Przemijanie w przenośni
Nieoceniony wkład w rozwój słownictwa w ogóle miał Szekspir i to on przyczynił się do powstawania nowych znaczeń już istniejących wyrazów. Z tragedii „Antoniusz i Kleopatra” pochodzi metaforyczne znaczenie określenia „być zielonym”, czyli niedoświadczonym. W języku angielskim funkcjonuje nadal „salad days” w odniesieniu do okresu młodzieńczego, dla którego charakterystyczne są entuzjazm, optymizm, idealizm, ale też brak wiedzy o życiu. Pozostając w temacie wieku warto wiedzieć, dlaczego mówimy „darowanemu koniowi w zęby się nie zagląda”. Już w starożytności ludzie rozpoznawali wiek konia na podstawie jego uzębienia – zęby są tym dłuższe, im koń jest starszy, ponieważ z biegiem czasu coraz bardziej odsłaniają dziąsła. Jeśli otrzymujemy coś w prezencie, to nie powinno być dla nas istotne, czy jest to na pewno najlepszy wariant.
Biznes na sportowo
Ci, którzy znają podstawowe zasady gry w baseball zgodzą się, że niemożliwe jest dotarcie do drugiej bazy, jeśli jedną nogą wciąż stoimy na pierwszej. Jest to fakt odnoszący się do tej konkretnie dziedziny sportowej, ale też wielu innych i przede wszystkim do życia. Postęp jest wynikiem zakańczania jednego etapu i rozpoczynania kolejnego. Zawodnik Wes Westrum zauważył, że „baseball jest jak kościół – wielu uczestniczy, ale mało kto rozumie”. W świecie biznesu metafory nawiązujące do sportu są bardzo popularne. Na co dzień w biurach słyszy się, że teraz piłka jest już po stronie kogoś innego, inwestycja okazała się strzałem w dziesiątkę, a na rynku nieruchomości pojawił się nowy gracz.
Angielski jak Wal-Mart
Czasem siła metafory polega na zestawieniu jednej nazwy powszechnie znanej (np. własnej) do innej. Jakie skojarzenia przywołuje Wal-Mart? Wielu powiedziałoby, że wszechobecność, praktyczność, dostępność. Kanadyjski pisarz Mark Abley określił współczesny charakter i rolę języka angielskiego właśnie Wal-Martem wśród języków: łatwo dostępny, ogromny, trudny do uniknięcia, powierzchownie przyjazny i pożerający konkurentów w dążeniu do rozrastania się.

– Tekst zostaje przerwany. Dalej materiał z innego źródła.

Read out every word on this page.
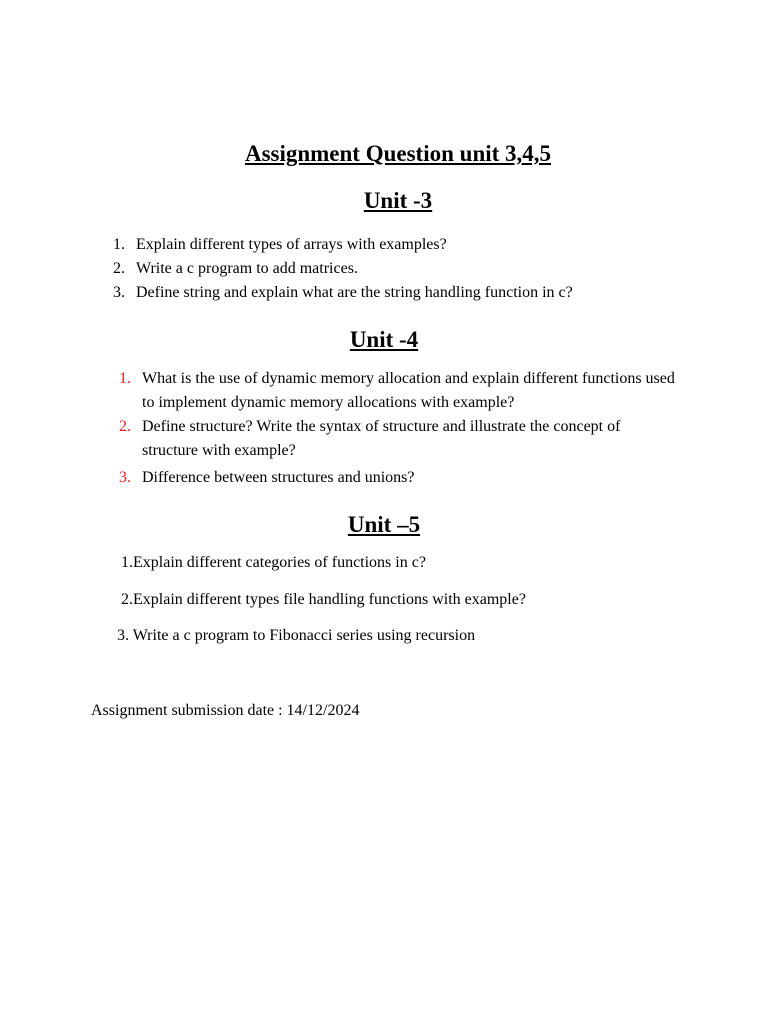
Assignment Question unit 3,4,5
Unit -3
1. Explain different types of arrays with examples?
2. Write a c program to add matrices.
3. Define string and explain what are the string handling function in c?
Unit -4
1. What is the use of dynamic memory allocation and explain different functions used to implement dynamic memory allocations with example?
2. Define structure? Write the syntax of structure and illustrate the concept of structure with example?
3. Difference between structures and unions?
Unit –5

1.Explain different categories of functions in c?

2.Explain different types file handling functions with example?

3. Write a c program to Fibonacci series using recursion

Assignment submission date : 14/12/2024
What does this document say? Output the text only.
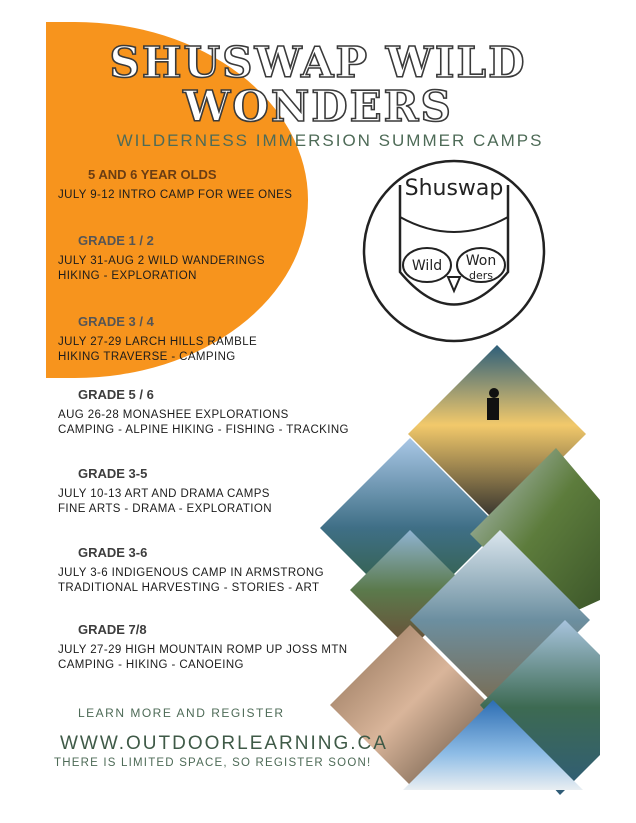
SHUSWAP WILD
WONDERS
WILDERNESS IMMERSION SUMMER CAMPS
Shuswap
Wild Won
ders
5 AND 6 YEAR OLDS
JULY 9-12 INTRO CAMP FOR WEE ONES
GRADE 1 / 2
JULY 31-AUG 2 WILD WANDERINGS
HIKING - EXPLORATION
GRADE 3 / 4
JULY 27-29 LARCH HILLS RAMBLE
HIKING TRAVERSE - CAMPING
GRADE 5 / 6
AUG 26-28 MONASHEE EXPLORATIONS
CAMPING - ALPINE HIKING - FISHING - TRACKING
GRADE 3-5
JULY 10-13 ART AND DRAMA CAMPS
FINE ARTS - DRAMA - EXPLORATION
GRADE 3-6
JULY 3-6 INDIGENOUS CAMP IN ARMSTRONG
TRADITIONAL HARVESTING - STORIES - ART
GRADE 7/8
JULY 27-29 HIGH MOUNTAIN ROMP UP JOSS MTN
CAMPING - HIKING - CANOEING
LEARN MORE AND REGISTER
WWW.OUTDOORLEARNING.CA
THERE IS LIMITED SPACE, SO REGISTER SOON!
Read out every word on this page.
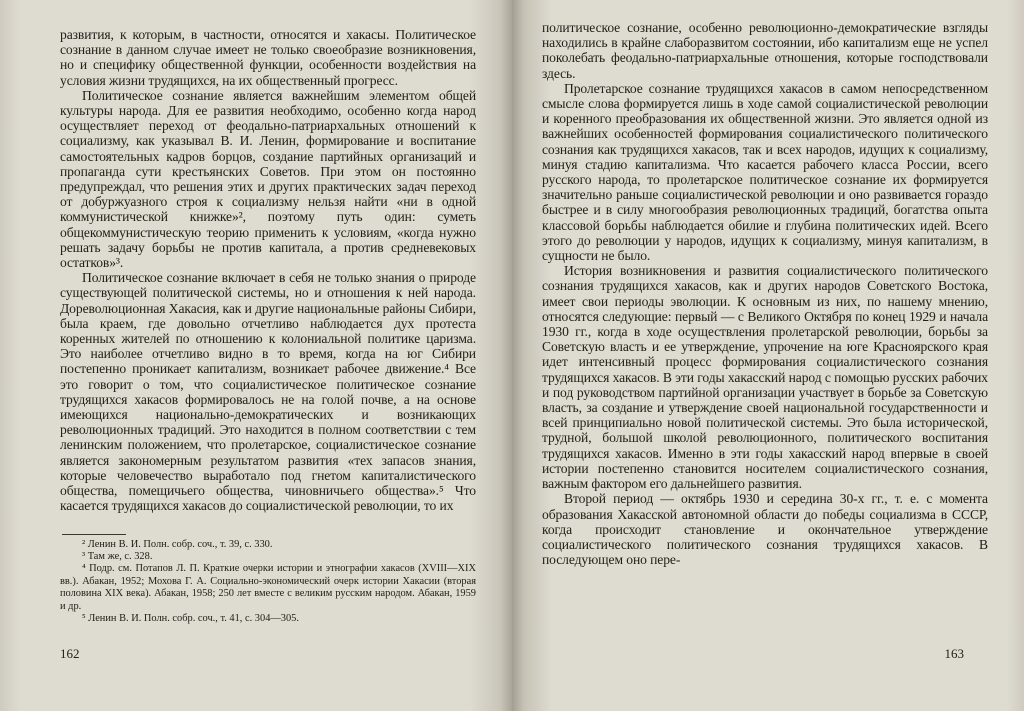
развития, к которым, в частности, относятся и хакасы. Политическое сознание в данном случае имеет не только своеобразие возникновения, но и специфику общественной функции, особенности воздействия на условия жизни трудящихся, на их общественный прогресс.

Политическое сознание является важнейшим элементом общей культуры народа. Для ее развития необходимо, особенно когда народ осуществляет переход от феодально-патриархальных отношений к социализму, как указывал В. И. Ленин, формирование и воспитание самостоятельных кадров борцов, создание партийных организаций и пропаганда сути крестьянских Советов. При этом он постоянно предупреждал, что решения этих и других практических задач переход от добуржуазного строя к социализму нельзя найти «ни в одной коммунистической книжке»², поэтому путь один: суметь общекоммунистическую теорию применить к условиям, «когда нужно решать задачу борьбы не против капитала, а против средневековых остатков»³.

Политическое сознание включает в себя не только знания о природе существующей политической системы, но и отношения к ней народа. Дореволюционная Хакасия, как и другие национальные районы Сибири, была краем, где довольно отчетливо наблюдается дух протеста коренных жителей по отношению к колониальной политике царизма. Это наиболее отчетливо видно в то время, когда на юг Сибири постепенно проникает капитализм, возникает рабочее движение.⁴ Все это говорит о том, что социалистическое политическое сознание трудящихся хакасов формировалось не на голой почве, а на основе имеющихся национально-демократических и возникающих революционных традиций. Это находится в полном соответствии с тем ленинским положением, что пролетарское, социалистическое сознание является закономерным результатом развития «тех запасов знания, которые человечество выработало под гнетом капиталистического общества, помещичьего общества, чиновничьего общества».⁵ Что касается трудящихся хакасов до социалистической революции, то их

² Ленин В. И. Полн. собр. соч., т. 39, с. 330.

³ Там же, с. 328.

⁴ Подр. см. Потапов Л. П. Краткие очерки истории и этнографии хакасов (XVIII—XIX вв.). Абакан, 1952; Мохова Г. А. Социально-экономический очерк истории Хакасии (вторая половина XIX века). Абакан, 1958; 250 лет вместе с великим русским народом. Абакан, 1959 и др.

⁵ Ленин В. И. Полн. собр. соч., т. 41, с. 304—305.

162

политическое сознание, особенно революционно-демократические взгляды находились в крайне слаборазвитом состоянии, ибо капитализм еще не успел поколебать феодально-патриархальные отношения, которые господствовали здесь.

Пролетарское сознание трудящихся хакасов в самом непосредственном смысле слова формируется лишь в ходе самой социалистической революции и коренного преобразования их общественной жизни. Это является одной из важнейших особенностей формирования социалистического политического сознания как трудящихся хакасов, так и всех народов, идущих к социализму, минуя стадию капитализма. Что касается рабочего класса России, всего русского народа, то пролетарское политическое сознание их формируется значительно раньше социалистической революции и оно развивается гораздо быстрее и в силу многообразия революционных традиций, богатства опыта классовой борьбы наблюдается обилие и глубина политических идей. Всего этого до революции у народов, идущих к социализму, минуя капитализм, в сущности не было.

История возникновения и развития социалистического политического сознания трудящихся хакасов, как и других народов Советского Востока, имеет свои периоды эволюции. К основным из них, по нашему мнению, относятся следующие: первый — с Великого Октября по конец 1929 и начала 1930 гг., когда в ходе осуществления пролетарской революции, борьбы за Советскую власть и ее утверждение, упрочение на юге Красноярского края идет интенсивный процесс формирования социалистического сознания трудящихся хакасов. В эти годы хакасский народ с помощью русских рабочих и под руководством партийной организации участвует в борьбе за Советскую власть, за создание и утверждение своей национальной государственности и всей принципиально новой политической системы. Это была исторической, трудной, большой школой революционного, политического воспитания трудящихся хакасов. Именно в эти годы хакасский народ впервые в своей истории постепенно становится носителем социалистического сознания, важным фактором его дальнейшего развития.

Второй период — октябрь 1930 и середина 30-х гг., т. е. с момента образования Хакасской автономной области до победы социализма в СССР, когда происходит становление и окончательное утверждение социалистического политического сознания трудящихся хакасов. В последующем оно пере-

163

To niezwykłe, jak wiele obrazów i znaczeń może kryć połączenie kilku wyrazów. Pojedynczo każdy z nich odnosi się do konkretnego przedmiotu lub zjawiska, jednak jako element szeregu gubi swoje podstawowe znaczenie. Stosowanie metafor dodaje dynamizmu wypowiedzi, wzbogaca ją o obrazy, które trudno opisać słowami, jak też pozwala przedstawić obszerne treści przy użyciu jednego lub kilku wyrażeń. Bądź artystą, maluj słowami!